Assicurazione dei monopattini e diritto di rivalsa
“Nella polizza è chiarito che la clausola è valida se non si osservano le norme del codice della strada”, afferma Roberto Benigni, vicepresidente dell’Anvu, l’associazione professionale polizia locale d’Italia. Ciò significa che inizialmente l’assicurazione copre il guidatore, e successivamente può richiedere il rimborso (totale o parziale) in caso di infrazione.
È fondamentale per i possessori di monopattini verificare se la polizza include clausole di rivalsa в caso di guida senza casco (obbligatorio) o di trasporto non consentito di passeggeri, come precisato nelle FAQ dal ministero dei Trasporti.
Qualora il conducente del monopattino non sia il proprietario, come avverte Benigni, il tipo di contratto sottoscritto fa la differenza.
Che tipo di polizza serve per i monopattini
È obbligatoria l’assicurazione, ma è necessaria una polizza Rc auto; non è sufficiente, per esempio, l’Rc capofamiglia o la vita privata. Il ministero delle Infrastrutture e dei Trasporti specifica che la copertura è valida se riporta il codice del contrassegno identificativo del monopattino.
Le multe per chi guida senza assicurazione
A partire dal 17 luglio, i conducenti di monopattini sprovvisti di assicurazione rischiano sanzioni. Comprendere l’importo della multa non è semplice, come chiarisce Benigni, bisogna incrociare vari testi normativi.

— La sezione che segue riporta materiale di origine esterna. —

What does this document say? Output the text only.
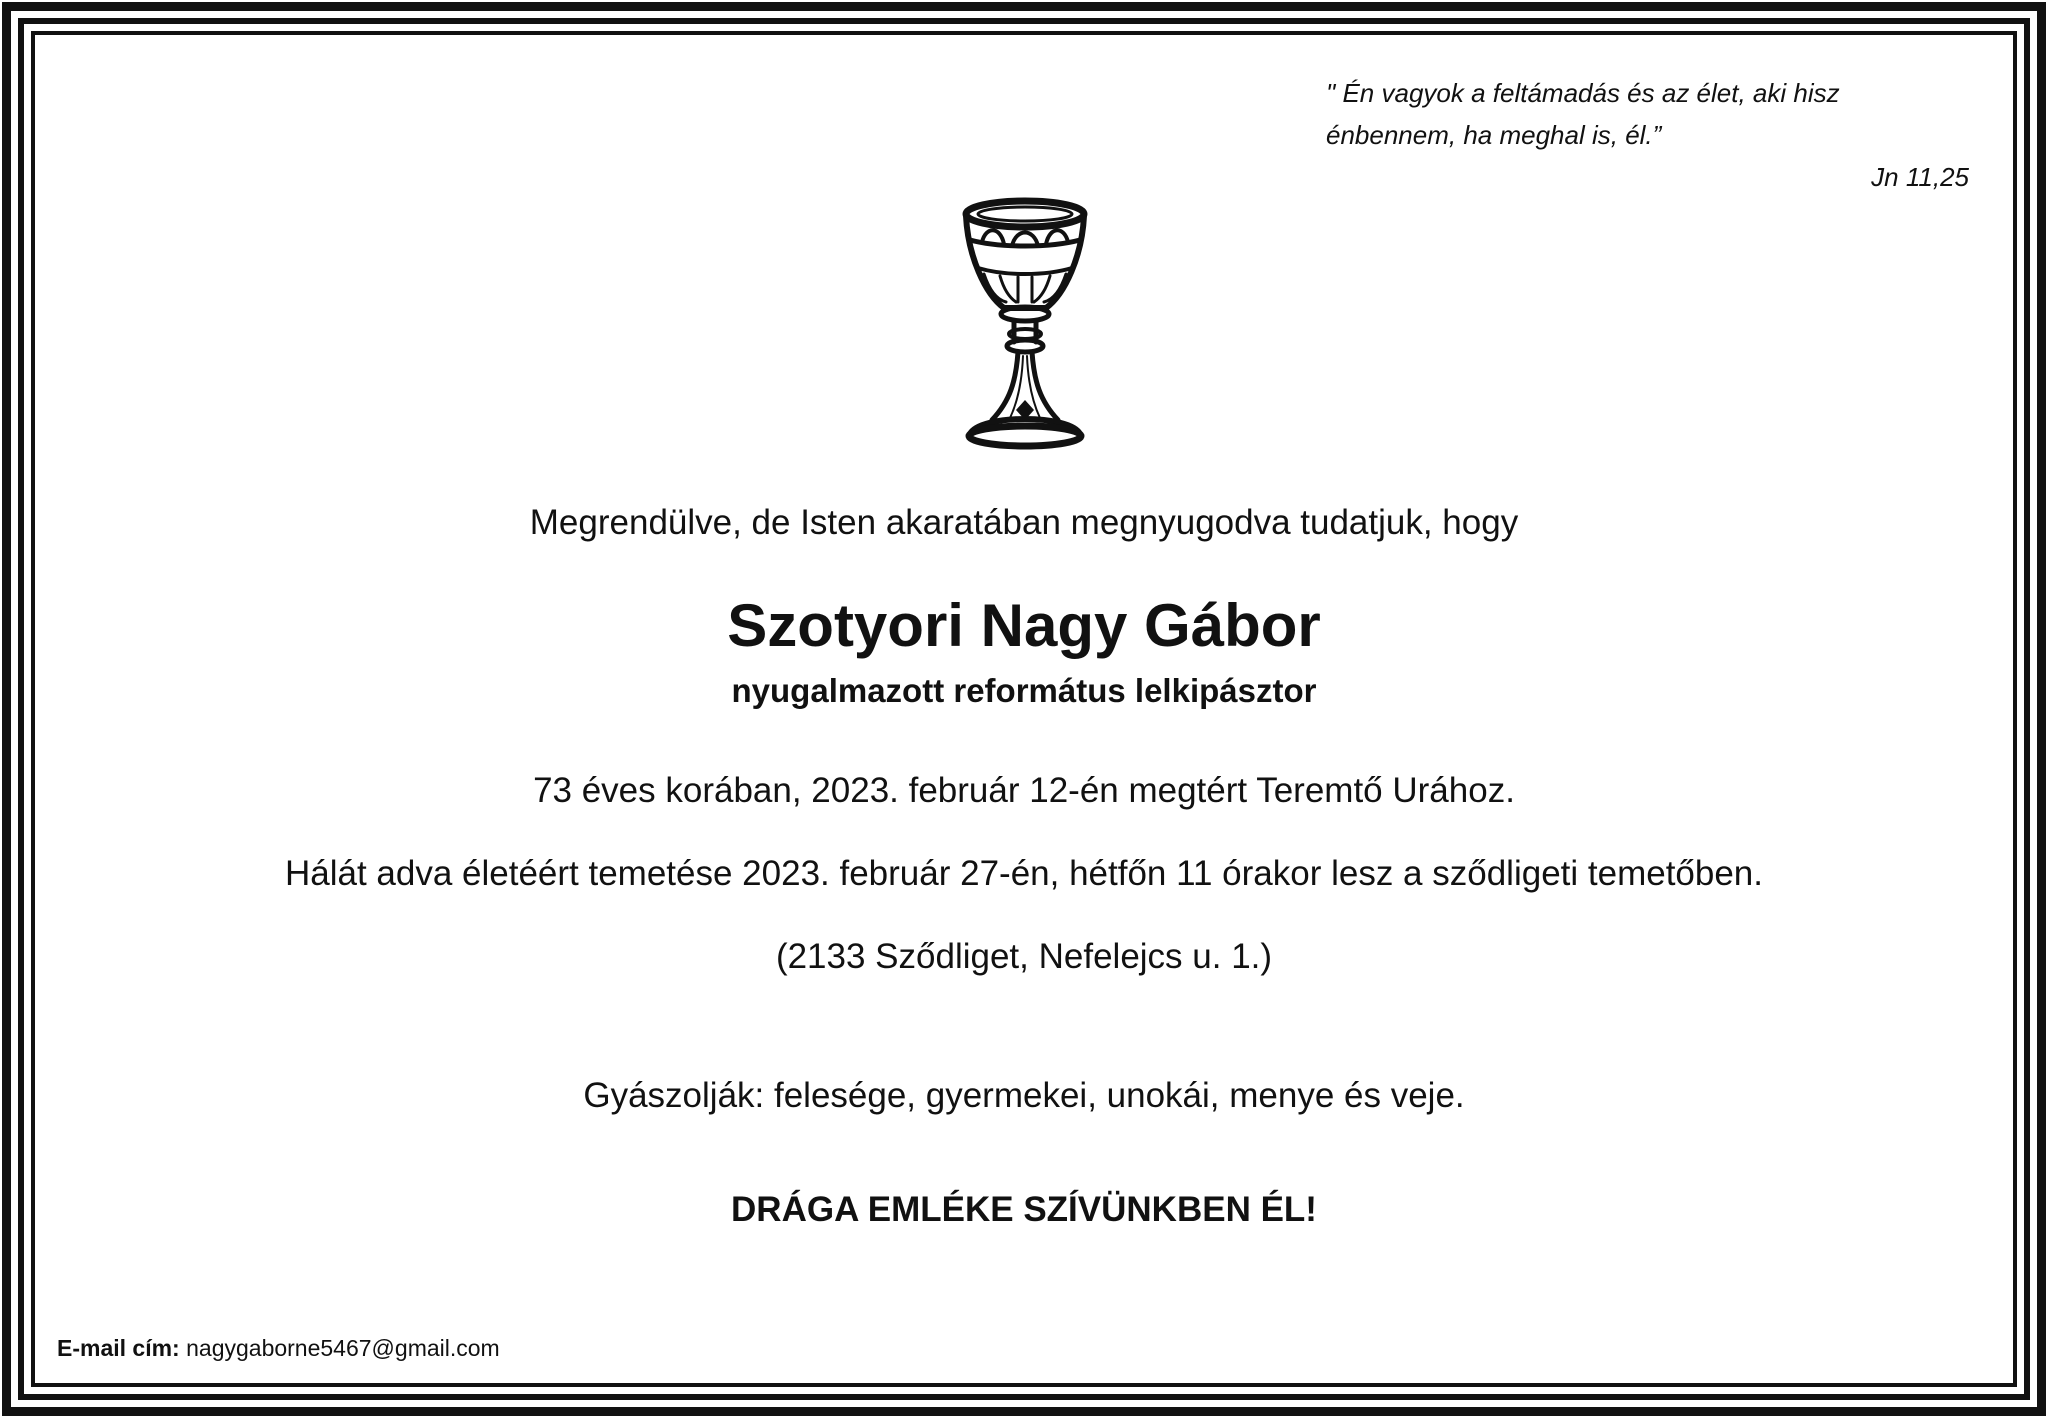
" Én vagyok a feltámadás és az élet, aki hisz
énbennem, ha meghal is, él.”
Jn 11,25
Megrendülve, de Isten akaratában megnyugodva tudatjuk, hogy
Szotyori Nagy Gábor
nyugalmazott református lelkipásztor
73 éves korában, 2023. február 12-én megtért Teremtő Urához.
Hálát adva életéért temetése 2023. február 27-én, hétfőn 11 órakor lesz a sződligeti temetőben.
(2133 Sződliget, Nefelejcs u. 1.)
Gyászolják: felesége, gyermekei, unokái, menye és veje.
DRÁGA EMLÉKE SZÍVÜNKBEN ÉL!
E-mail cím: nagygaborne5467@gmail.com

La legge 160/2019 all’articolo 75-vicies quinquies fa riferimento al titolo X del codice delle assicurazioni private, mentre l’articolo 193 del codice della strada stabilisce le sanzioni: multano da 866 a 3.464 euro e sequestro del veicolo fino alla presentazione della copertura assicurativa, regola applicabile a tutti i veicoli.
Guidare un monopattino senza contrassegno, dal 17 luglio in poi, avrà conseguenze simili a quelle di guidare un’auto o moto non assicurate. In caso di recidiva, le sanzioni partono da 1.800 euro e possono portare alla confisca definitiva del mezzo. Chi causa danni in un incidente deve coprire i costi di tasca propria.
Se chi guida il monopattino non è il proprietario, ma per esempio un amico che lo ha preso in prestito, le multe si applicano comunque.
Perché è stato rinviato l’obbligo di assicurazione
Un documento del ministero delle Infrastrutture e dei Trasporti di aprile chiariva che l’obbligo di assicurazione, inizialmente previsto per maggio, è stato rimandato per permettere alle compagnie di organizzarsi tecnicamente. “Per l’emissione delle polizze assicurative sono necessari flussi IT di dati tra la ‘piattaforma monopattini’ della Motorizzazione, la banca dati Sita Ania delle coperture assicurative e le imprese assicuratrici”, spiegava il ministero. Questo ha comportato uno slittamento di 60 giorni fino al prossimo venerdì.
Intanto, la targa dei mezzi è diventata obbligatoria già da maggio. Il costo finale per la produzione è di 5,03 euro, ma a questo costo base si aggiungono tasse e contributi, portando il totale vicino ai 35 euro. La multa per la mancata registrazione parte da un minimo di 100 euro fino a 400 euro.